At 18, Kenny Imafidon was arrested and charged with murder. Now he devotes his life to fighting social injustice, and getting young people engaged with politics and society…
‘I was at my mum’s house in Peckham when the police came, two days after my eighteenth birthday. I’d be lying if I said I wasn’t scared. I grew up in the area with just my mum and little brother. My mum came to this country 25 years ago from Nigeria and deprived herself, working menial jobs, so we could have the best possible life. She drummed into me that if you’ve got education, the world is your oyster – so I always took my education seriously and enjoyed school. Before I got arrested I was studying philosophy, politics, economics and history at college: very different to many of the friends I grew up with, a lot of whom got kicked out of school early.
I was charged in a big joint enterprise case, with five people arrested for six charges, including murder. Joint enterprise means you can be found guilty by association, which I think is an injustice. Last year the Supreme Court ruled that the police had been using it unjustly and disproportionately with black and minority ethnic communities for the last few decades – those aren’t my words, those are their words.
I was on remand for six months, and the conditions in prison were terrible. I was at HM Prison Feltham, but it’s not just there: it’s a wider problem. Prisons are understaffed, so a lot of people spend 24 hours a day in a cell, not doing worthwhile activities or getting the training they need to be employed when they leave.
Eventually I was fortunate enough to be acquitted. I don’t have a criminal record, but if I did, my chances of getting a job would be slim.
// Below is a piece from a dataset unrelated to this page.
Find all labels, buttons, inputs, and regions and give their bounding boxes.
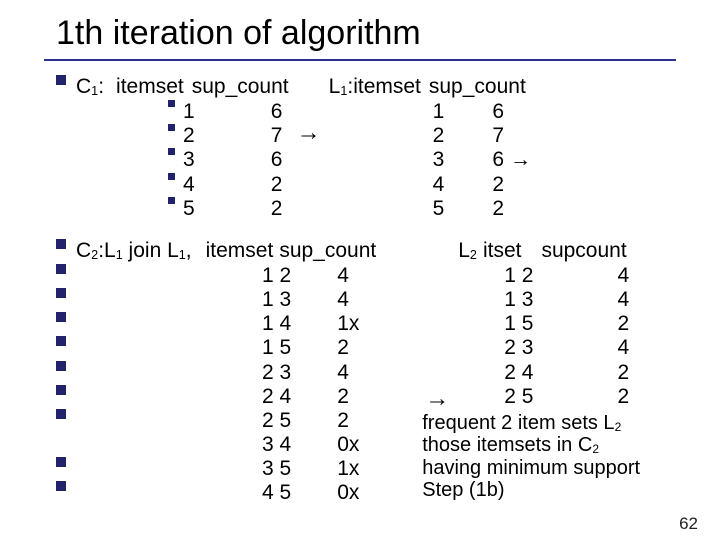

If people in prison don’t already have certain skills or a good level of education, of course they’re going to reoffend when they come out. Rehabilitation just doesn’t happen.
I’ve always been passionate about social change. Growing up, I saw a lot of people struggling to get by, affected by drugs and alcohol, and I felt a sense of duty to do something about it. Before my arrest I was gaining political experience. I had a mentor who worked at the Home Office and he took me to a meeting with junior ministers and Theresa May, who was home secretary at the time. But I’ve got no silver spoon; I’m just a young black guy from Peckham passionately trying to do something.
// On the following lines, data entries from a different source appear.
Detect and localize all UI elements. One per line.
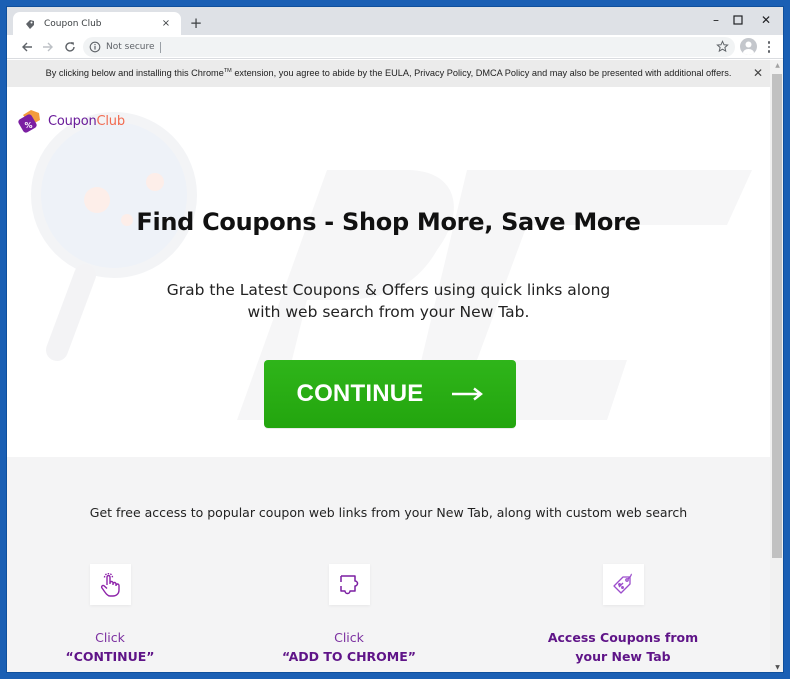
step-icon-box — [89, 564, 131, 605]
maximize-icon — [733, 15, 743, 25]
step-icon-box — [328, 564, 370, 605]
step-3-text: Access Coupons from your New Tab — [547, 630, 699, 664]
tab-strip: Coupon Club × + – ✕ — [7, 7, 783, 35]
page-headline: Find Coupons - Shop More, Save More — [136, 208, 641, 236]
notice-text: By clicking below and installing this Ch… — [45, 68, 732, 79]
step-2-line2: “ADD TO CHROME” — [282, 649, 416, 664]
forward-button[interactable] — [38, 37, 58, 57]
browser-toolbar: Not secure — [7, 35, 783, 59]
svg-text:%: % — [25, 121, 33, 130]
step-access-coupons: Access Coupons from your New Tab — [513, 564, 733, 666]
page-scrollbar[interactable]: ▲ ▼ — [770, 60, 783, 672]
security-label: Not secure — [106, 42, 155, 52]
window-close-button[interactable]: ✕ — [753, 11, 779, 29]
continue-button[interactable]: CONTINUE — [264, 360, 516, 428]
tab-title: Coupon Club — [44, 18, 102, 29]
step-add-to-chrome: Click “ADD TO CHROME” — [239, 564, 459, 664]
profile-button[interactable] — [740, 38, 757, 55]
couponclub-logo[interactable]: % CouponClub — [15, 107, 125, 135]
continue-button-label: CONTINUE — [296, 380, 424, 407]
arrow-right-icon — [452, 387, 484, 401]
price-tag-icon — [613, 573, 632, 594]
back-button[interactable] — [17, 37, 37, 57]
reload-icon — [65, 42, 75, 52]
step-1-line2: “CONTINUE” — [65, 649, 155, 664]
page-subtext: Grab the Latest Coupons & Offers using q… — [166, 281, 611, 321]
page-content: risk.com By clicking below and installin… — [7, 60, 770, 672]
browser-window: Coupon Club × + – ✕ Not secure By clicki… — [6, 6, 784, 673]
coupon-favicon-icon — [26, 19, 34, 29]
step-click-continue: Click “CONTINUE” — [7, 564, 220, 664]
omnibox-separator — [159, 41, 161, 53]
features-section: Get free access to popular coupon web li… — [7, 457, 770, 672]
back-arrow-icon — [22, 42, 32, 52]
tab-close-button[interactable]: × — [159, 18, 173, 29]
maximize-button[interactable] — [725, 11, 751, 29]
scroll-thumb[interactable] — [772, 74, 782, 558]
step-icon-box — [602, 564, 644, 605]
info-icon[interactable] — [89, 41, 101, 53]
scroll-up-button[interactable]: ▲ — [770, 60, 783, 72]
features-intro: Get free access to popular coupon web li… — [89, 505, 688, 520]
reload-button[interactable] — [60, 37, 80, 57]
coupon-tag-logo-icon: % — [18, 110, 40, 133]
new-tab-button[interactable]: + — [187, 14, 205, 32]
star-icon[interactable] — [716, 40, 729, 53]
hand-pointer-icon — [100, 572, 120, 597]
step-2-line1: Click — [334, 630, 364, 645]
logo-text: CouponClub — [48, 113, 125, 129]
address-bar[interactable]: Not secure — [83, 37, 735, 57]
profile-icon — [743, 41, 754, 55]
scroll-down-button[interactable]: ▼ — [770, 662, 783, 672]
eula-notice-bar: By clicking below and installing this Ch… — [7, 60, 770, 87]
tab-coupon-club[interactable]: Coupon Club × — [13, 12, 181, 35]
puzzle-piece-icon — [340, 574, 359, 594]
notice-close-button[interactable]: ✕ — [753, 66, 763, 80]
menu-dots-icon[interactable] — [762, 37, 776, 57]
step-1-line1: Click — [95, 630, 125, 645]
forward-arrow-icon — [43, 42, 53, 52]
Since coming out of prison I’ve become a social entrepreneur. My company, Clearview Research, helps organisations striving for social, racial and economic justice. I’m involved in campaigns to get more young people engaged with politics, like Bite the Ballot, and I recently met Theresa May again, this time at 10 Downing Street. I’m also a governor at a local school. Black representation on governing boards is key, as black students are three times more likely to be excluded.
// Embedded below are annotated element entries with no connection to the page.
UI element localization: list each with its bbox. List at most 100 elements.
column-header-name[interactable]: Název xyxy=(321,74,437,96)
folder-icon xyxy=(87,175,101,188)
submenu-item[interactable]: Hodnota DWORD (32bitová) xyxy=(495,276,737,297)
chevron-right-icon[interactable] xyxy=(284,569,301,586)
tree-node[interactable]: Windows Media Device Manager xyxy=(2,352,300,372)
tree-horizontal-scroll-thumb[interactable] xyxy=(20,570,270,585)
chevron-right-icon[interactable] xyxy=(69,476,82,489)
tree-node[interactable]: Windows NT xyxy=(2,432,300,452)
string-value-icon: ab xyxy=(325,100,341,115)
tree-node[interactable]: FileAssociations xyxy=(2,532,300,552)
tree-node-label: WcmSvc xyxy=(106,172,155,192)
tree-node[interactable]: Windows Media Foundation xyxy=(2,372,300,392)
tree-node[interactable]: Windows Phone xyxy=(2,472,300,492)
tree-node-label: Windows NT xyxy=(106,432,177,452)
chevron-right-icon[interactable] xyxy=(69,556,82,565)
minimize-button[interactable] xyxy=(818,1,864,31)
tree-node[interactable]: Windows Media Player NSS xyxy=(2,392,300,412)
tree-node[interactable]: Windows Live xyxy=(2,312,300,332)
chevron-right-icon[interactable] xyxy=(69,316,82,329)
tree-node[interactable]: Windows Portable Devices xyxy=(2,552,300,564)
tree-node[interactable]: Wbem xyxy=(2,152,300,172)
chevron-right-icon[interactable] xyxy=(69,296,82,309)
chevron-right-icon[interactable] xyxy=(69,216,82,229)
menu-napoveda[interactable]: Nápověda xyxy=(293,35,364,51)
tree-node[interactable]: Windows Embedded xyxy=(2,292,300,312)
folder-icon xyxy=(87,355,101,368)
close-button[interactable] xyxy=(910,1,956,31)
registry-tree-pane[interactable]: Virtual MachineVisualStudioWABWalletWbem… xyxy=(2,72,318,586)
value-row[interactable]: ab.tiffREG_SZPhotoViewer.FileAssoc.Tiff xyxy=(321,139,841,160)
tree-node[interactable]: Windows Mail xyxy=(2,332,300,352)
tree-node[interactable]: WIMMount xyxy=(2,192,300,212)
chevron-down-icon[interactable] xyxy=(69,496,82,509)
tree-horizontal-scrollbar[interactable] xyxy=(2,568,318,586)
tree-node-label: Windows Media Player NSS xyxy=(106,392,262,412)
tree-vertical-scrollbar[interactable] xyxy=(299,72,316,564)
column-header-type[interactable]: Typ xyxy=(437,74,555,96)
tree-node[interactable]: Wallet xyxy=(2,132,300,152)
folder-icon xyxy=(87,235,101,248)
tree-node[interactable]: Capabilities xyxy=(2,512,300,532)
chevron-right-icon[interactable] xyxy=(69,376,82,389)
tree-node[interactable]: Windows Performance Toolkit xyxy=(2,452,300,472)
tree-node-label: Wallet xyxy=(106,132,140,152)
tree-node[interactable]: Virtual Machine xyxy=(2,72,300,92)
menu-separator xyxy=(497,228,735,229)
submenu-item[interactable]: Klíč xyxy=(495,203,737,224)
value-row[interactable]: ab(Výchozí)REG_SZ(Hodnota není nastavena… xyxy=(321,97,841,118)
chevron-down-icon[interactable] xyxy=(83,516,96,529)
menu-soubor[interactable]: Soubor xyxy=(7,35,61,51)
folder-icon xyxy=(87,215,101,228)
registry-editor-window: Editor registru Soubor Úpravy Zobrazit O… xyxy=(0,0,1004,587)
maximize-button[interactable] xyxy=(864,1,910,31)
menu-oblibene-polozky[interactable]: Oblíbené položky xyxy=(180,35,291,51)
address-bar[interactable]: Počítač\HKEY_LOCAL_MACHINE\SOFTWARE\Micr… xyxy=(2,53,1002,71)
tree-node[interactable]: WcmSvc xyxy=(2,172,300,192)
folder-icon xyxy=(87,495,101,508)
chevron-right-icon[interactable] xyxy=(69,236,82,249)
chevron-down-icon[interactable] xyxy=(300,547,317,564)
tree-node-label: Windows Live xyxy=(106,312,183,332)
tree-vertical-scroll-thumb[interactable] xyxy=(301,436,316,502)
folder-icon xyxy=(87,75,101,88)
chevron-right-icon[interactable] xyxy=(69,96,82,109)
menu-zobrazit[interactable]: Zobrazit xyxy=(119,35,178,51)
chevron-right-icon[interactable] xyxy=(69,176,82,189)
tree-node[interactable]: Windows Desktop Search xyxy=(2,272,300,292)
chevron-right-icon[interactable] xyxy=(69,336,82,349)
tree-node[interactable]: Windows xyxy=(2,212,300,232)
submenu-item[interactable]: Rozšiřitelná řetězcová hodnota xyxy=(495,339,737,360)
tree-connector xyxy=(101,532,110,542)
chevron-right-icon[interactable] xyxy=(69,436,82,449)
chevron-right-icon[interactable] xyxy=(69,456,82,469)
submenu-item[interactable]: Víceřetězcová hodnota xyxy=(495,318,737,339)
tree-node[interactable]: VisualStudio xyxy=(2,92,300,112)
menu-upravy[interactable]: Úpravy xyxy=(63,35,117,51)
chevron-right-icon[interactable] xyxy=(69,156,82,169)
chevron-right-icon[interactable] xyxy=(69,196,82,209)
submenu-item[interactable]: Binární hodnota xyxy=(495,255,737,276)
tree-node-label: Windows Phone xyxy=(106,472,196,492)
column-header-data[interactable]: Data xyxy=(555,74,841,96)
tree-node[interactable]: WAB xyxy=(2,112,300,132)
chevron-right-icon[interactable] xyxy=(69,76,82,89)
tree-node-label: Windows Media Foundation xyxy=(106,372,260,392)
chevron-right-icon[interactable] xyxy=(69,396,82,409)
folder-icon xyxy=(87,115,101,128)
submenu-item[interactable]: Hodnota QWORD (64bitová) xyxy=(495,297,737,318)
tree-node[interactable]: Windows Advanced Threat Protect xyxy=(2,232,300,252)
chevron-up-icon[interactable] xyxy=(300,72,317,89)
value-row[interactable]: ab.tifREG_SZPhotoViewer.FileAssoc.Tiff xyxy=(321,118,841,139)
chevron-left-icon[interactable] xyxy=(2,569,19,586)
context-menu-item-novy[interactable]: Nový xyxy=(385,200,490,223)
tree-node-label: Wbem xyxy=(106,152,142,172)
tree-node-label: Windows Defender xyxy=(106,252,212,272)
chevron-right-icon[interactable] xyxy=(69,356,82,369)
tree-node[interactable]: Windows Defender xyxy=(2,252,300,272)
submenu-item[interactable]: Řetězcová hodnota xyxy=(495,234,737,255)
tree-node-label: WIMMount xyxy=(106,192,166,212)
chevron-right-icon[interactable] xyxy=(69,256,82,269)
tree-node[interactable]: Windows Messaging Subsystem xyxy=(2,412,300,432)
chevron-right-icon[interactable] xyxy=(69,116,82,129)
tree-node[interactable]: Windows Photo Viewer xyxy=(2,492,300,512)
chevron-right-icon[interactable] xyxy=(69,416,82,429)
I’m trying to raise aspirations, because kids need to understand they can be whoever they want to be. It’s my responsibility to remain authentic and make sure the young people aren’t forgotten. I’m very aware that I live a privileged life now, but that’s not the reality for
a lot of young black males from places like I’m from. I hope they see that regardless of what storms may come into your life, you can be who you want to be. You have the potential.’